To get an additional perspective on this issue, we talked to one of the authors of the first paper that described the medical marijuana-opioid correlation. Chinazo Cunningham practices internal medicine, including addiction treatments, at the Albert Einstein College of Medicine. She argued that the original reasons for thinking that the correlation might be significant are still valid and have been supported by additional data in the meantime. “Randomized clinical trials show that cannabis reduces pain in people,” Cunningham told Ars. “And then we also have several studies that have shown that states that have medical cannabis have reduced opioid prescribing. We also know that patients report taking less opioids for their pain when they use cannabis.”
(While we were preparing this coverage, another paper was released showing that medical marijuana laws are associated with reduced opioid prescriptions. But it found that recreational marijuana laws are not, and the effects were specific to those younger than 55.)
While these don’t mean that the correlation was an indication of a real connection, Cunningham suggested that they are enough to make it worth considering. And, if there was a connection, this suggests something must have changed to decouple the two.

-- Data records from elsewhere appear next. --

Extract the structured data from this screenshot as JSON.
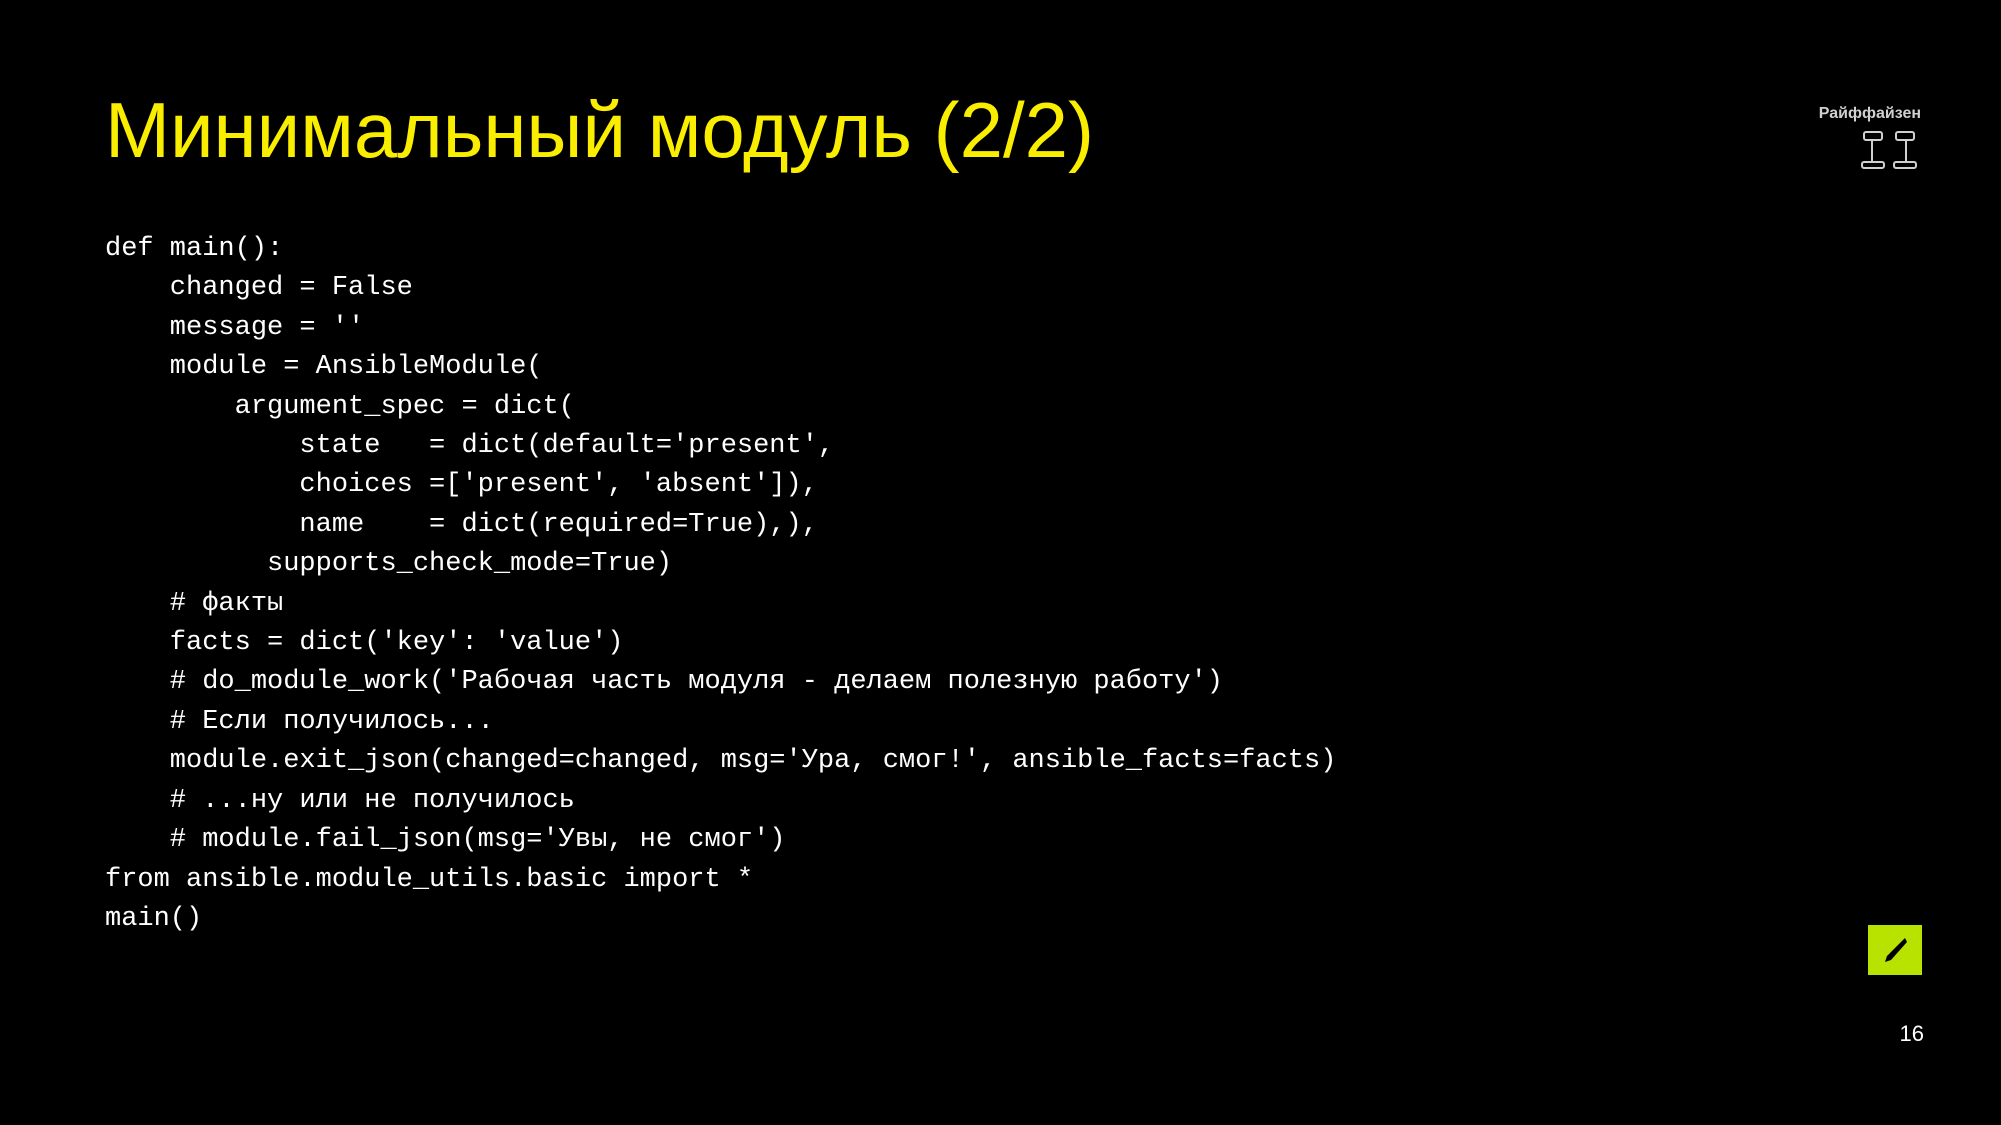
{
  "title": "Минимальный модуль (2/2)",
  "logo": "Райффайзен",
  "code": "def main():\n    changed = False\n    message = ''\n    module = AnsibleModule(\n        argument_spec = dict(\n            state   = dict(default='present',\n            choices =['present', 'absent']),\n            name    = dict(required=True),),\n          supports_check_mode=True)\n    # факты\n    facts = dict('key': 'value')\n    # do_module_work('Рабочая часть модуля - делаем полезную работу')\n    # Если получилось...\n    module.exit_json(changed=changed, msg='Ура, смог!', ansible_facts=facts)\n    # ...ну или не получилось\n    # module.fail_json(msg='Увы, не смог')\nfrom ansible.module_utils.basic import *\nmain()",
  "pageNumber": "16"
}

Cunningham had a couple of ideas about what might account for that change. One is a change in the cause of opioid overdose deaths. The rise in deaths from prescription opioids stabilized around 2010, the point where the original study ran out of data, and has been roughly flat since. By contrast, deaths due to heroin started climbing dramatically at about the same time, and that was followed by an even more rapid rise in deaths due to synthetic opioids like fentanyl, which began in 2015. It’s possible that the change in focus from prescription medications to illicit drugs, or the elevated potency of fentanyl, has altered the relationship with marijuana that’s supposed to be used for medical purposes.
Another potential confounding influence Cunningham noted was that there might have been a change in the populations involved because of the states that legalized medicinal cannabis since 2010. “We know that the states with the highest opioid overdose death rates, Ohio, West Virginia, and Pennsylvania, have all just recently legalized medical cannabis,” she said. This isn’t to say that the original correlation was definitely informative; it instead suggests that we shouldn’t discard the information as spurious without looking into these additional factors further.

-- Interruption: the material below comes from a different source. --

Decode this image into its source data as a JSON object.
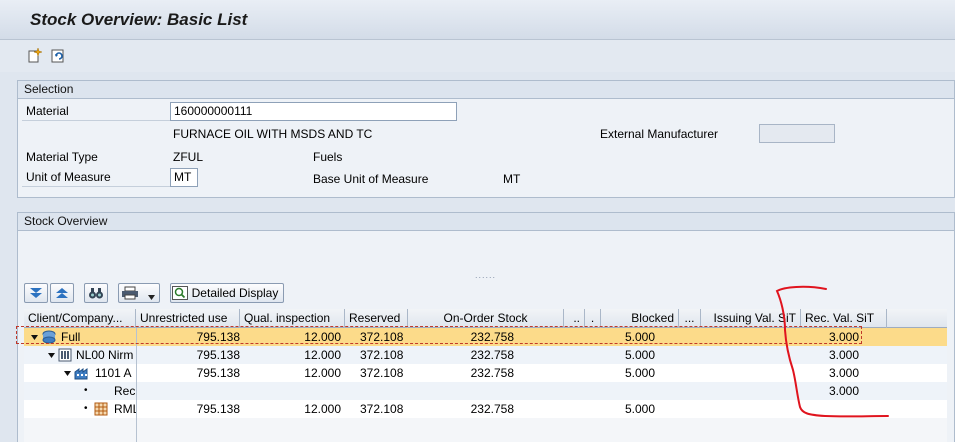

But the possible factors that Cunningham mentions indicate that figuring anything out will be difficult. “There’s a host of other things that are happening at the same time [that changes in] the medical cannabis policies are also happening,” she said. While researchers are trying to track the changes happening in drug abuse, the drugs being abused are changing, the states that allow medicinal cannabis are changing, and the availability of cannabis is changing rapidly.
And Cunningham, like the authors of the new paper, highlights that all we can do right now is track correlation. “We need to do the studies that can determine causality—the randomized control trial. And in order to do that, the federal government has to change policy,” she told Ars, referring to the limits placed on studies of marijuana. “Until that happens, we’re all going to be guessing, or it’s going to be a little bit of a leap of faith while states are continuing to move forward. And really, that’s terrible. Our policies should be guided by science.”
PNAS, 2019. DOI: 10.1073/pnas.1903434116 (About DOIs).